Ideas behind “Cast Shadows”:

1. The process of casting iron is a fleeting event that leaves residue in different ways. Works submitted address this phenomenon in various way.
2. Artists who utilize cast iron produce “permanent” products in iron not only as work unto itself, but also as document to the event.

3. Iron casting process is connected to a long history of metal art, industry, and human history. Cast iron artworks are in a sense living in the shadows cast by this rich past. As well, contemporary artists are casting their own shadows onto those around and into the future.

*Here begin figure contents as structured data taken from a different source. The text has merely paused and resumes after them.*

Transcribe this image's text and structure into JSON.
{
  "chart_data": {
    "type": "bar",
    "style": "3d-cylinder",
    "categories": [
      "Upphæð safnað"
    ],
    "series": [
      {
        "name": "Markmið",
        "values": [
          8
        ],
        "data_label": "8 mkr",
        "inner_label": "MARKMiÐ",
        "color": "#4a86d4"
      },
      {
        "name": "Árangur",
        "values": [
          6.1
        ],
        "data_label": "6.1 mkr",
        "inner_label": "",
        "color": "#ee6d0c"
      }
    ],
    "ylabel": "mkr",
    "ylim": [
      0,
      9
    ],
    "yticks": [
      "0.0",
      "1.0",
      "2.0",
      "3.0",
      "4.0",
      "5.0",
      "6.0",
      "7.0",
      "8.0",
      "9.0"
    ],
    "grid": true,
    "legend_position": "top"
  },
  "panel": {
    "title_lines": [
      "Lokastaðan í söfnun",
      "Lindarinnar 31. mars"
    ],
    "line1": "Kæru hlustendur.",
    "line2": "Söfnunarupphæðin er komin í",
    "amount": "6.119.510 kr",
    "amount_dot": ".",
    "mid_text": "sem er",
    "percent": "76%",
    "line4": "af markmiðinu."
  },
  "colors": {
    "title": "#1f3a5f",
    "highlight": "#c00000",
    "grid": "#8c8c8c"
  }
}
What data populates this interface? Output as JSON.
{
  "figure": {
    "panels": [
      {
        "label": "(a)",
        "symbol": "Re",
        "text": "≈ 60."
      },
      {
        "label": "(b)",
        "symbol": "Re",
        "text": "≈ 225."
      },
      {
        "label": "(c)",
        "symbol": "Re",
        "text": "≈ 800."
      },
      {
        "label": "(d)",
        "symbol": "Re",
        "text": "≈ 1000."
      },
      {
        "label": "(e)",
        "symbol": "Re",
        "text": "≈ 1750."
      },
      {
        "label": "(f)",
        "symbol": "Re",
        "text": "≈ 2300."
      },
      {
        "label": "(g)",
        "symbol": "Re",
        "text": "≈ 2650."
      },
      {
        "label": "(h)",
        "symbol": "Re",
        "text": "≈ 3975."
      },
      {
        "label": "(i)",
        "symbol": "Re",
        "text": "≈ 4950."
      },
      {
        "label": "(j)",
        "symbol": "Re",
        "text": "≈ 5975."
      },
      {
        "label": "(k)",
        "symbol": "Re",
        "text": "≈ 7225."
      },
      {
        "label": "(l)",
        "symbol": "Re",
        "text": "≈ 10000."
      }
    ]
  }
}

4. There is a digital relationship between the curators from Illinois and North Carolina. There is a line like a cast shadow from a sundial that goes back and forth between Denton and Akagawa, two gnomon.

Sunday, January 31, 2010

Gabriel Akagawa

ECU Foundry Tree
Tar paper, photographs, soapstone, chalk. 7' x  3'

Foundry Tree is a photographic project documenting the lineage of contemporary artists working with cast iron. Each artist is photographed individually wearing his or her safety equipment. The relationships between teachers, mentors and/or students are recorded through these digital photographs that are later mapped into a genealogy at

The documenting process began at the 2009 National Conference on Cast Iron Art at Sloss Furnaces in Birmingham, Alabama when over 250 people were photographed. Many of ECU's faculty and students were included. This project is an artwork meant to link generations of artists casting iron. The physical, photographic "tree" on a wall at Cast Shadows is complemented by the web-based entity acting as a resource for artists.